Norah, looking across at her mistress, asked, timidly, if she were quite resolved on going to Washington next week.

Mrs. Winans' soft eyes fixed themselves on the bright anthracite fire in the grate, as if an answer to the question might be evoked from its mystic hearth. Her baby seized the opportunity thus afforded to catch the nearest end of one of her floating ringlets, and dip it in the bath with mischievous fingers. She caught it from his fingers with a fitful smile, and began wringing the water from the golden tendrils, and asking absently:

"What was it you asked me, Norah?"

"I asked if you really intended visiting Washington next week," explained Norah, clearly and intelligibly. She was an educated Irishwoman, and did not affect the brogue of her countrymen.

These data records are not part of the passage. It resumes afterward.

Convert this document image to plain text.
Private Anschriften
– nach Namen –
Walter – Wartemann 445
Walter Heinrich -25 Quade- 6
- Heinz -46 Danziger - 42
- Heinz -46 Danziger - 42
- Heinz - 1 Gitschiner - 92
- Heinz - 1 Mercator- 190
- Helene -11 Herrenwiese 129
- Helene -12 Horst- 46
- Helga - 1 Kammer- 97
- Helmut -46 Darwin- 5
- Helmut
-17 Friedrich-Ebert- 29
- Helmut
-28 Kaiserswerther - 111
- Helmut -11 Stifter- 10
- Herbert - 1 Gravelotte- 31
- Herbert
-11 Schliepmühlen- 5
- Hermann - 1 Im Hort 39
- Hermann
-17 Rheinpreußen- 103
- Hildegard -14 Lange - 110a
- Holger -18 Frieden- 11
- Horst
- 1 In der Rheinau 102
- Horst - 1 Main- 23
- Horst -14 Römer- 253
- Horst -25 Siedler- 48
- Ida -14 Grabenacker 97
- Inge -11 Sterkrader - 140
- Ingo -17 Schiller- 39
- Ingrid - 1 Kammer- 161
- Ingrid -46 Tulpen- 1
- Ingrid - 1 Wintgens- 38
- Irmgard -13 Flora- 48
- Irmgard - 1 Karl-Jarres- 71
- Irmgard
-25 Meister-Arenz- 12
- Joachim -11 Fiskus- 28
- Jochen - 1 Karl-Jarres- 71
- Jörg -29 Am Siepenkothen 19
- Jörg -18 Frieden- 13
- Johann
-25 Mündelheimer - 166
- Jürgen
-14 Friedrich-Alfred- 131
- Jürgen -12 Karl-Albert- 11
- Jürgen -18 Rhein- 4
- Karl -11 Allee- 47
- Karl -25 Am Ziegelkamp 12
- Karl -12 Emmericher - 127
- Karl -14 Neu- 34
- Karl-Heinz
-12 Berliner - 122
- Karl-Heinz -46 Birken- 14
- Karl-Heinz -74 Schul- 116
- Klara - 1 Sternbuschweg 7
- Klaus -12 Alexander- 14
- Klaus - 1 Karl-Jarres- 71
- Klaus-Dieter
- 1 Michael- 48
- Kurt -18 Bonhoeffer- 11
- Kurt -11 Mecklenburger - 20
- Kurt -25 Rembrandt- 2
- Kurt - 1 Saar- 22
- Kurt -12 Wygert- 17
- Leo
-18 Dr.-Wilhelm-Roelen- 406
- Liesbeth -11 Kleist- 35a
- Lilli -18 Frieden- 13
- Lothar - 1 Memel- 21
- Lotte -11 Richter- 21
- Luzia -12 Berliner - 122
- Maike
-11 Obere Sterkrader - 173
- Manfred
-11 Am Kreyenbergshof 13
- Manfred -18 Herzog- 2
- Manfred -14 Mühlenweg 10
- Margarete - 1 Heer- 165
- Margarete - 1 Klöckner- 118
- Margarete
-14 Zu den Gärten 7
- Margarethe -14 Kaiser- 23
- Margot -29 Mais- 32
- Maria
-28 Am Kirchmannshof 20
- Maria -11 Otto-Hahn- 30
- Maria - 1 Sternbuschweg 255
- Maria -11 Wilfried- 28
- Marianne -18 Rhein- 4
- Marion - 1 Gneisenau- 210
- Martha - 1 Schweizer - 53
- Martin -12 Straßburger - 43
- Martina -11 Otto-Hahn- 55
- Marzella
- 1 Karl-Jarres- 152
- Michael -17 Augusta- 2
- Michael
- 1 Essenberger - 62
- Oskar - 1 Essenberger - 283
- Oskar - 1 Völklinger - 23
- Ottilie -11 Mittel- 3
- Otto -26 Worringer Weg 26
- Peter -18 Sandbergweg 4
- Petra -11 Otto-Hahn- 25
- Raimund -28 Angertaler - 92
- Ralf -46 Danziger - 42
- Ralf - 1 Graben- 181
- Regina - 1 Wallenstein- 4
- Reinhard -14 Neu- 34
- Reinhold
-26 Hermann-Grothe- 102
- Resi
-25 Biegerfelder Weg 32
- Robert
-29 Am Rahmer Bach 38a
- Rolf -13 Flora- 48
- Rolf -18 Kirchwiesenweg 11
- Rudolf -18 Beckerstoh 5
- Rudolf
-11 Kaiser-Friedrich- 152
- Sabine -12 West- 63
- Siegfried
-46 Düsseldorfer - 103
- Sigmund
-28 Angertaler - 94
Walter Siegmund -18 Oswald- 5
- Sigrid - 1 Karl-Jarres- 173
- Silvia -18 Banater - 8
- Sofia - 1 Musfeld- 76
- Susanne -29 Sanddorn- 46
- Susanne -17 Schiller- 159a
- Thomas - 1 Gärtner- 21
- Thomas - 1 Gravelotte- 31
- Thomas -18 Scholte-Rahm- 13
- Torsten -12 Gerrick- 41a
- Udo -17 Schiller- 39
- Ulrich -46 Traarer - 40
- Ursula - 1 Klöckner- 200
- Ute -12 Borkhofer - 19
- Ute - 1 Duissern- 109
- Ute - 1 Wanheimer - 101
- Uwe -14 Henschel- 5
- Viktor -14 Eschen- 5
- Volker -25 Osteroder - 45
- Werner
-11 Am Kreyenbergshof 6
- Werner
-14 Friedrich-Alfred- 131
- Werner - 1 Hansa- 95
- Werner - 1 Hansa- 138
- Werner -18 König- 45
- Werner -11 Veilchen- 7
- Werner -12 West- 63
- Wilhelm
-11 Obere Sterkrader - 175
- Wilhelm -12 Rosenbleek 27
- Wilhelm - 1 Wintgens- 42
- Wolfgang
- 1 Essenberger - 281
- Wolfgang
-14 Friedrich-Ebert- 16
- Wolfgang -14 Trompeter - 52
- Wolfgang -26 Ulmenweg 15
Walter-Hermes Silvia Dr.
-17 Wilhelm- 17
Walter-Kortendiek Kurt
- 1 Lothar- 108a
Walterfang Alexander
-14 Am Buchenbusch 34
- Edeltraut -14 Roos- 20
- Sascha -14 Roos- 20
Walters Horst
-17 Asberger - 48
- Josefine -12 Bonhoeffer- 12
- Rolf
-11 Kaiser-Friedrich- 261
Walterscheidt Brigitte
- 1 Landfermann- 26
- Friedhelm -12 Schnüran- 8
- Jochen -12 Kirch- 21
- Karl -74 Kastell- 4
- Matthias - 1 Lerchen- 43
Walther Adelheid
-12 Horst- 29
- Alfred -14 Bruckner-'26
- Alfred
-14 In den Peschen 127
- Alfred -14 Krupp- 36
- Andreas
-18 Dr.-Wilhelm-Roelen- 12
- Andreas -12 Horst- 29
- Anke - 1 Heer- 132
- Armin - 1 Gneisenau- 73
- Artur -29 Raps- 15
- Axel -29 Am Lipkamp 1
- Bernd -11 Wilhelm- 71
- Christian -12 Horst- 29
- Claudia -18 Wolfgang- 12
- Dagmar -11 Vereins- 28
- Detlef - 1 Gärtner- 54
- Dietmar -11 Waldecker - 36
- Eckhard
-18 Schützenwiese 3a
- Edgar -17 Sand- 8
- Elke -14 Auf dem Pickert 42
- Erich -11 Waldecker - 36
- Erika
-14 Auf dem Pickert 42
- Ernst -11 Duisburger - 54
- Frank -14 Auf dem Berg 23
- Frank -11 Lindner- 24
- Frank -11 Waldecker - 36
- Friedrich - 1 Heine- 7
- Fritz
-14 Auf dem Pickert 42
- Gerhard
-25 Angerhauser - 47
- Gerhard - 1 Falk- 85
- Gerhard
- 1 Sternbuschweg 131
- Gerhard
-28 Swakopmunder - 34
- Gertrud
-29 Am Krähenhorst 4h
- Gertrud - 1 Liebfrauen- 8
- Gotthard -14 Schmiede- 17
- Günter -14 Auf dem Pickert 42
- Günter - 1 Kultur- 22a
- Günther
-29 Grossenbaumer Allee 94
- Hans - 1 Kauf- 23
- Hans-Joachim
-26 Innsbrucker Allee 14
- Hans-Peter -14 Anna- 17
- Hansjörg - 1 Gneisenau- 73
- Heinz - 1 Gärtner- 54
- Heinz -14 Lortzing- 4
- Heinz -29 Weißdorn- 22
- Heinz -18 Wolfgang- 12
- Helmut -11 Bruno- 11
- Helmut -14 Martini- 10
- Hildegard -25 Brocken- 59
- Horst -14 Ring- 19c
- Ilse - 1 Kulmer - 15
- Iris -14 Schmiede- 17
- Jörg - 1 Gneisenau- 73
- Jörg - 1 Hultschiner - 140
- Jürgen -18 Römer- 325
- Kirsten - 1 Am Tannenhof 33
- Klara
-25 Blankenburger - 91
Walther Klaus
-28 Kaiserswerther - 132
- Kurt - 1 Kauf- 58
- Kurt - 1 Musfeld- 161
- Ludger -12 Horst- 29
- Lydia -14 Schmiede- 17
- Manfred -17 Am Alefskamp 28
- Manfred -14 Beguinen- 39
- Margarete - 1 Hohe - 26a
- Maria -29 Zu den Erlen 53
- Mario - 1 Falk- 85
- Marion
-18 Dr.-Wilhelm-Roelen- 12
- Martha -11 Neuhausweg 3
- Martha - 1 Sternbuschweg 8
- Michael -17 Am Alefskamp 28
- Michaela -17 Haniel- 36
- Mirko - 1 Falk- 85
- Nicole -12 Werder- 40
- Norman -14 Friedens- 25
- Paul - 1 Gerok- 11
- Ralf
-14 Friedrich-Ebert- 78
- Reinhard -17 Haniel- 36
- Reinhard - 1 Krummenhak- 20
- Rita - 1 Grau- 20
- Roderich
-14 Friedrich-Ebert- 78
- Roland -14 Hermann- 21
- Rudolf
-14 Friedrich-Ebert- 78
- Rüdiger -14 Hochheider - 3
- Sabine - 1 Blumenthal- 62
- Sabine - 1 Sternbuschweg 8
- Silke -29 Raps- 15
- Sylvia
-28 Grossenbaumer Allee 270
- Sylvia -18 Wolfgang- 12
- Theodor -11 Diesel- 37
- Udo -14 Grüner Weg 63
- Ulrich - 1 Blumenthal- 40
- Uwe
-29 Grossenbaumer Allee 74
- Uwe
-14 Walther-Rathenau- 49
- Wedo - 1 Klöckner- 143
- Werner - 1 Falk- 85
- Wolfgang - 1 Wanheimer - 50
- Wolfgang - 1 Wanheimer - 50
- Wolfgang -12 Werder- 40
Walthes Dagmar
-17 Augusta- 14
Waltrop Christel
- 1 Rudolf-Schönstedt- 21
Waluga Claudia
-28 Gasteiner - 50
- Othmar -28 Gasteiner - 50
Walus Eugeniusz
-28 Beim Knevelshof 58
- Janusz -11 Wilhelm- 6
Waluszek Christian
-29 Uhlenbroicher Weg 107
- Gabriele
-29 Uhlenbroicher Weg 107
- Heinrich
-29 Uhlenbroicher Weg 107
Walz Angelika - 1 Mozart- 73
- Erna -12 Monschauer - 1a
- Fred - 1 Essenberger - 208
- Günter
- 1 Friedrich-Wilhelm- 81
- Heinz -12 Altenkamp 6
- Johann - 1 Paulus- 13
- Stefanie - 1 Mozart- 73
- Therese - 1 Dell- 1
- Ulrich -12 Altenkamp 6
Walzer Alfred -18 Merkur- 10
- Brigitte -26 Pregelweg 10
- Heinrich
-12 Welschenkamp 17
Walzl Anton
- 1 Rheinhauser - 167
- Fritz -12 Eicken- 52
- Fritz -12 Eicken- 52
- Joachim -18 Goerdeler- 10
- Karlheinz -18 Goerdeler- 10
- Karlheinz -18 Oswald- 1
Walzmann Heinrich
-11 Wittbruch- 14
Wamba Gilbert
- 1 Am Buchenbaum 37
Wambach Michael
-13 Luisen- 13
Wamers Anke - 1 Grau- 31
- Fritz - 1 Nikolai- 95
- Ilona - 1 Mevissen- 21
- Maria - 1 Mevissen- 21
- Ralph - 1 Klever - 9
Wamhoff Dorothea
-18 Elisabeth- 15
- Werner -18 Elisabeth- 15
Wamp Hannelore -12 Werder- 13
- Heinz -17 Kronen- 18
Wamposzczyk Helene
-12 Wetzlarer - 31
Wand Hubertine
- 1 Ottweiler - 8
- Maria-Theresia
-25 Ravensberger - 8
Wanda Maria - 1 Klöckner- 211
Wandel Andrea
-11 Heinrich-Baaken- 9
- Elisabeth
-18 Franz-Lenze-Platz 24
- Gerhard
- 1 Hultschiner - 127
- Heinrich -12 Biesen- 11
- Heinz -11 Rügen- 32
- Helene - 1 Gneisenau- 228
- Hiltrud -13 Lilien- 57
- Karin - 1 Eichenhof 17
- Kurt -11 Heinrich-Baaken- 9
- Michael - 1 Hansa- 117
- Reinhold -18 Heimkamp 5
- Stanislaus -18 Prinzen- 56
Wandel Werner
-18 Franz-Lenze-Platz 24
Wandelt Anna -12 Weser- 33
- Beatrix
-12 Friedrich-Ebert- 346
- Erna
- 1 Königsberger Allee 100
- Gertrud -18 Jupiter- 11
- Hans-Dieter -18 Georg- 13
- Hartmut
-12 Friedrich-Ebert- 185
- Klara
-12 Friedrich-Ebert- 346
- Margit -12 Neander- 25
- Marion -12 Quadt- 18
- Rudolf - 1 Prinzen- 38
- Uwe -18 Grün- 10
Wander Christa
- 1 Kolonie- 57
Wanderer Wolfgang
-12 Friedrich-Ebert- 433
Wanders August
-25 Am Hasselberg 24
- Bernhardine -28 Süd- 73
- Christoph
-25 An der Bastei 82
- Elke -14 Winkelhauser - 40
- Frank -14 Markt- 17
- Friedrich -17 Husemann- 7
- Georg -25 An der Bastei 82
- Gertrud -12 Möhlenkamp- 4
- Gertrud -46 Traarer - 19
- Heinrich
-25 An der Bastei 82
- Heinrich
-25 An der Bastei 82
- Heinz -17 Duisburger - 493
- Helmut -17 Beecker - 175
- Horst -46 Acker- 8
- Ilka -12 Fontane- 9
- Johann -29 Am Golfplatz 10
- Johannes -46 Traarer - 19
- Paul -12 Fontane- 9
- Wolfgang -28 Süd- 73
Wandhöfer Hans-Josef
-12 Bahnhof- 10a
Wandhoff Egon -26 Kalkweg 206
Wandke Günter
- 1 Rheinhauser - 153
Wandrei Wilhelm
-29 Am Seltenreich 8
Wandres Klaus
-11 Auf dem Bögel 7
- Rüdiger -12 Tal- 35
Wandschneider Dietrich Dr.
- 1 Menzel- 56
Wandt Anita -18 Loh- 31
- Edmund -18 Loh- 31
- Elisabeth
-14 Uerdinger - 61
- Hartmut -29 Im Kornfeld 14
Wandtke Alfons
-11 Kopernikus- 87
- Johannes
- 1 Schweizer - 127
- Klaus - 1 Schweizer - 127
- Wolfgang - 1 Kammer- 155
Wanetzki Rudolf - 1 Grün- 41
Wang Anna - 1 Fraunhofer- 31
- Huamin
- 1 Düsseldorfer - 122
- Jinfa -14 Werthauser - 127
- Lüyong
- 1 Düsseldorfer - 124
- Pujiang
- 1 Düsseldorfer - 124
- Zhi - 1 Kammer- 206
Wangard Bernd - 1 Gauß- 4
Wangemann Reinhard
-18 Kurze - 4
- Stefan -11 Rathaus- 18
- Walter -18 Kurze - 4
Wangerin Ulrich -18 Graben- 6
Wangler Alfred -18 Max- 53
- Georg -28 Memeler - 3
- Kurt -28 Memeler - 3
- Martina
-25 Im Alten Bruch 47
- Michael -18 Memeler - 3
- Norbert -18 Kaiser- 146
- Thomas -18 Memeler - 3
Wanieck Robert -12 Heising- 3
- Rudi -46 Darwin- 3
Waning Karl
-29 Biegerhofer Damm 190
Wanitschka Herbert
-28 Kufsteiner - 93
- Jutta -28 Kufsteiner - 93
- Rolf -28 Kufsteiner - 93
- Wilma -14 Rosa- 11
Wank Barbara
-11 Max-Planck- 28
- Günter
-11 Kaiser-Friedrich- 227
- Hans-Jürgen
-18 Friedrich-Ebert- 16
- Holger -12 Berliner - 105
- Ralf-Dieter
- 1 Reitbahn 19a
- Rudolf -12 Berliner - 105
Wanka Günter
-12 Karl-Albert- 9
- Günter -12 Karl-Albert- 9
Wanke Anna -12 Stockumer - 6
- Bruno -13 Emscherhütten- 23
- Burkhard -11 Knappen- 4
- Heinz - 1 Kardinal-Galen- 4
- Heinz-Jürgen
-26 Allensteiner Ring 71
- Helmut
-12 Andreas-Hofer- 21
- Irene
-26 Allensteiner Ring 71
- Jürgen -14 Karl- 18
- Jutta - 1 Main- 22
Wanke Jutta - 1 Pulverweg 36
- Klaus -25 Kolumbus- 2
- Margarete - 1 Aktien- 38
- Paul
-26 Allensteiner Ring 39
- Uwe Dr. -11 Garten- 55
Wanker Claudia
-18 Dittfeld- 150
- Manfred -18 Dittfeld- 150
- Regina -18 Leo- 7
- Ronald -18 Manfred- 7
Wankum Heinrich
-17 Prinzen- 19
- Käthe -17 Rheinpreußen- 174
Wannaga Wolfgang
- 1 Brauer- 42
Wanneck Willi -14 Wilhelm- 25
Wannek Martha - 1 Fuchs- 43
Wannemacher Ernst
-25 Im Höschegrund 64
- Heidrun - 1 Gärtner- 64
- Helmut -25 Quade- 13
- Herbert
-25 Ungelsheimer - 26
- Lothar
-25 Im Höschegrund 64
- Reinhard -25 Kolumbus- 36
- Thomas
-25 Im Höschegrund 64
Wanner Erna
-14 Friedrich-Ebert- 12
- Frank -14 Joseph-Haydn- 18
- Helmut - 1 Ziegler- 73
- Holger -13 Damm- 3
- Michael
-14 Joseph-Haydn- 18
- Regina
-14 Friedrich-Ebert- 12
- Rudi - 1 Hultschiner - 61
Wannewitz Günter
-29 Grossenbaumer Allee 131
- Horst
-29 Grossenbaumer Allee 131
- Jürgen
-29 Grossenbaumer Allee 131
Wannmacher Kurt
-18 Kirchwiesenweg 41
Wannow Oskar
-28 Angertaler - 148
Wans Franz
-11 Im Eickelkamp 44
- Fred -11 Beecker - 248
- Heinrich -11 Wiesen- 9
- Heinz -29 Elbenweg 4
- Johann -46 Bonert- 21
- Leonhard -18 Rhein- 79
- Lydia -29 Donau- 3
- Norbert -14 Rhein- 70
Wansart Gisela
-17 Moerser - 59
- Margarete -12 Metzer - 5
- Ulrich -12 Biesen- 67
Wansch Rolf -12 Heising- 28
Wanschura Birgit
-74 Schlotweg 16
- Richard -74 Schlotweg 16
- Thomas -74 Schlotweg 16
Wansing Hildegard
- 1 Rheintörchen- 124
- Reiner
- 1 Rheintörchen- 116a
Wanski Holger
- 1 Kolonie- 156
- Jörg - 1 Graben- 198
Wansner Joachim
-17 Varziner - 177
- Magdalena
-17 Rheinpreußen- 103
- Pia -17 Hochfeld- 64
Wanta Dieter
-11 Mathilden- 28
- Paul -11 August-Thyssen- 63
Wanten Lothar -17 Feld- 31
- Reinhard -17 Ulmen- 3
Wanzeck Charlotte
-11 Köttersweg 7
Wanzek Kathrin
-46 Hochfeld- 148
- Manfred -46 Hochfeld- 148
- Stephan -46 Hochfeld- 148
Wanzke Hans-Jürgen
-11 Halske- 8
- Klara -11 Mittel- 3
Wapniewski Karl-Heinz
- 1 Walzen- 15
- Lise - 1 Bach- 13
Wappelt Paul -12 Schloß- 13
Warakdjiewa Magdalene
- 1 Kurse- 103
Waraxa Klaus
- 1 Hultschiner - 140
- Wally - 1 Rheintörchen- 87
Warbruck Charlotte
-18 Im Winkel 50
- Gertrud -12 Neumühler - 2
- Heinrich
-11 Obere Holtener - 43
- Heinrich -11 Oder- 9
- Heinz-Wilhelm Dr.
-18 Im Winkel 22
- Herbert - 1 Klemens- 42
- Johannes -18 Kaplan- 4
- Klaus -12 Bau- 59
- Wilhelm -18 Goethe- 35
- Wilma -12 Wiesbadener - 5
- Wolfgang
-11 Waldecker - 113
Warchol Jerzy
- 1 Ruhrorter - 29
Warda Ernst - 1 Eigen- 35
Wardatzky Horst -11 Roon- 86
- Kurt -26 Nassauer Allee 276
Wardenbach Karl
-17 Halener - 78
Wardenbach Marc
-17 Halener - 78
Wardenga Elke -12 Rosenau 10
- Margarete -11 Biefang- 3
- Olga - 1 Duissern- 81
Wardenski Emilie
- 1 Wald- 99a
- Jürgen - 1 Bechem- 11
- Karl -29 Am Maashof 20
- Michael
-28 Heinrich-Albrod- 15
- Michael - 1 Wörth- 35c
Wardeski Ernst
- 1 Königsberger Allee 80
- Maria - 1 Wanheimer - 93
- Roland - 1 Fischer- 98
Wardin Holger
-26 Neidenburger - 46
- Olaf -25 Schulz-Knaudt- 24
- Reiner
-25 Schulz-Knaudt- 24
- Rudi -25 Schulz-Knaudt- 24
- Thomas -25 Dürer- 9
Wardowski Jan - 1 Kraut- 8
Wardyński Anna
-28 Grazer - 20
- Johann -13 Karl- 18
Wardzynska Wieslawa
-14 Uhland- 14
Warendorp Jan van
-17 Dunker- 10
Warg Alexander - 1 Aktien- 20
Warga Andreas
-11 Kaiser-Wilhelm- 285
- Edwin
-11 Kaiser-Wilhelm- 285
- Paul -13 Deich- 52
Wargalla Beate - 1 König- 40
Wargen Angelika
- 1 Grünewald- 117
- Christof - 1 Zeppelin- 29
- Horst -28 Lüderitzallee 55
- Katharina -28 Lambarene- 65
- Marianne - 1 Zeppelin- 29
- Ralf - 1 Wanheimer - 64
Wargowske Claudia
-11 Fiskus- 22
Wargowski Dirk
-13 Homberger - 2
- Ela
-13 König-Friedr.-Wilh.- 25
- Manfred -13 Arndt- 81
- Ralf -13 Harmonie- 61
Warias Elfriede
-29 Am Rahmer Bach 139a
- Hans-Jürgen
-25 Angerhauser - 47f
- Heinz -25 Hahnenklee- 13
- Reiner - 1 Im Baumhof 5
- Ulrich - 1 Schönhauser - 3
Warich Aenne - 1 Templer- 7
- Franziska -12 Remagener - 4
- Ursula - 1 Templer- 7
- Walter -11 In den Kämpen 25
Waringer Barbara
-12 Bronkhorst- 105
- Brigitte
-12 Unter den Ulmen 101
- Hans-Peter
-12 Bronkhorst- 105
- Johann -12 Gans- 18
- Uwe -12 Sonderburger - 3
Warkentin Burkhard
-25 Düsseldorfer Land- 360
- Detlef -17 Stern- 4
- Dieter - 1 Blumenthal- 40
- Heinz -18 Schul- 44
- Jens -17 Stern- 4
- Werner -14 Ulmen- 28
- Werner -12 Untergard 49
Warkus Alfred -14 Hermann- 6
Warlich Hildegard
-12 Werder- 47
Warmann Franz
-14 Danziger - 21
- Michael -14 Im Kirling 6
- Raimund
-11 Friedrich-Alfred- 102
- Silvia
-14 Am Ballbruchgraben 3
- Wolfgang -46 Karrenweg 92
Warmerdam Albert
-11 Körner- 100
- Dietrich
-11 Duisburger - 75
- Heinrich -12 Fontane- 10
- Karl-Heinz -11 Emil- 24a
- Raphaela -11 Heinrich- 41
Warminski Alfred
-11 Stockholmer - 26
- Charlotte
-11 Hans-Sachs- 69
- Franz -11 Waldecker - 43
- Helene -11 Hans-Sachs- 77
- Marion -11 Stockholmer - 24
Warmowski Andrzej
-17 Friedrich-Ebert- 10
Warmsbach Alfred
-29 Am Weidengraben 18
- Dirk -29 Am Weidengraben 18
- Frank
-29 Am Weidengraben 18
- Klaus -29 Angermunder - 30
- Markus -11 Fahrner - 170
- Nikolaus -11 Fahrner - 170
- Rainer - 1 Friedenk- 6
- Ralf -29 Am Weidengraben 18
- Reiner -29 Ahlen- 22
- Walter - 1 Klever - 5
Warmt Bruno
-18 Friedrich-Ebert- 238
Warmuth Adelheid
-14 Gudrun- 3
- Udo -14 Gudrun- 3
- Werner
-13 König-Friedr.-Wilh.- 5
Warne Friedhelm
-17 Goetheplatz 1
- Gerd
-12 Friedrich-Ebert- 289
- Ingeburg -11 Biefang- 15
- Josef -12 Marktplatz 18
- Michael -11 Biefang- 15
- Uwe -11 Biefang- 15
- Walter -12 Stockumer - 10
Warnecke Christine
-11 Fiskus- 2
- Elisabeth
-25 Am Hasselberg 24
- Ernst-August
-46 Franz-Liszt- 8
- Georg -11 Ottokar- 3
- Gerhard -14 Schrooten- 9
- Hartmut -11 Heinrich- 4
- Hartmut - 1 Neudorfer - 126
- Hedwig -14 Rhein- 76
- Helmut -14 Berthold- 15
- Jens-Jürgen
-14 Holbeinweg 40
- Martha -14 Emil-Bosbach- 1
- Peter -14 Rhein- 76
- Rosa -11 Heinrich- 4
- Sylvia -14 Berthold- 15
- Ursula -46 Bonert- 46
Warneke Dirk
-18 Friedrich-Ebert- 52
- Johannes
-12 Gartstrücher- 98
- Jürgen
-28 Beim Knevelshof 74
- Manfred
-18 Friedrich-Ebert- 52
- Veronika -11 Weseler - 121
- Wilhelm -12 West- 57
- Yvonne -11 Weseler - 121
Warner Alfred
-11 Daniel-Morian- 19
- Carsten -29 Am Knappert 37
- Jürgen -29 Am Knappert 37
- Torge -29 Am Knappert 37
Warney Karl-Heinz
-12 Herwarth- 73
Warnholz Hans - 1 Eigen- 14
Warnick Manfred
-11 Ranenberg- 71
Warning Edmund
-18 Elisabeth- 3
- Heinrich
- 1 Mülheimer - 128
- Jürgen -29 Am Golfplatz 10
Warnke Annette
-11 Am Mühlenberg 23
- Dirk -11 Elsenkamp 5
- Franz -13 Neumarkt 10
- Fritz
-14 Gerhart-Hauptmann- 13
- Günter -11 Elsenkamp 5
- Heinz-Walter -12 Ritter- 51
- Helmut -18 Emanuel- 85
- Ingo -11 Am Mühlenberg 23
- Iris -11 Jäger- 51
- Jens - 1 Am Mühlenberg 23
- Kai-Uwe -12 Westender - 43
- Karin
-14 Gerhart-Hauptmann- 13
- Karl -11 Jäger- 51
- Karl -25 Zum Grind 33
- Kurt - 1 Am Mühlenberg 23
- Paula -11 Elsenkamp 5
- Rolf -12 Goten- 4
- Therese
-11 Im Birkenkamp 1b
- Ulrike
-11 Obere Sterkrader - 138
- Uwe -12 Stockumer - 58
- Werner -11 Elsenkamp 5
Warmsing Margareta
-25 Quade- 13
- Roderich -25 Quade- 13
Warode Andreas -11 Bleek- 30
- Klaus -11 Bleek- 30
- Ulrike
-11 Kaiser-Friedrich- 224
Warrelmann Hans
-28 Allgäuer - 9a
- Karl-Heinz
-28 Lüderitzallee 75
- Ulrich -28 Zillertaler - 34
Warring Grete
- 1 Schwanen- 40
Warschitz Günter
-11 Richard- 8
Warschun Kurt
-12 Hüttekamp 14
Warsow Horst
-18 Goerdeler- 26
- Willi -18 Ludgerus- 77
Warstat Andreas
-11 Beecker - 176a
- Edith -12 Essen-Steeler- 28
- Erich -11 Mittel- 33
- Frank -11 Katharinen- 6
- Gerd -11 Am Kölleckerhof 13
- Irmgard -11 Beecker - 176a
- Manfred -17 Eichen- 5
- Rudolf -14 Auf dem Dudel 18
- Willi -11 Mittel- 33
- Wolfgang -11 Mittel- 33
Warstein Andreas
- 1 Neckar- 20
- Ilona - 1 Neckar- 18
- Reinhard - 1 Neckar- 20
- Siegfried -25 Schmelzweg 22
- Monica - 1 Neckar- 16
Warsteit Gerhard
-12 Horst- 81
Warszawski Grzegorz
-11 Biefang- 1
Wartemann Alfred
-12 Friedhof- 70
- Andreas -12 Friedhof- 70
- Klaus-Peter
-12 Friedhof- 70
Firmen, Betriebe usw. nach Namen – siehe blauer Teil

"Yes, I certainly do so intend," decisively this time, and leaning a little forward, twisting the damp curl into a hundred glittering little spirals, she went on: "for a few days only though, as I believe I told you this morning."

"You will not take much baggage, then, I suppose?"

"No," smiling at the baby's antics in the water, and dodging the drops he mischievously splashed in her direction, "only a small trunk with necessary changes for baby and myself. I certainly shall not stay more than three days at the most."

Shall not? On the mystic page of our irrevocable destiny our resolves are sometimes translated crosswise, and will sometimes becomes will not, and shall not oft becomes shall! We, who cannot see a moment beyond the present hour, undertake in the face of God to say what we shall or shall not do in the unknown future! But poor human hearts,

"Feeble and finite, oh! what can we know!"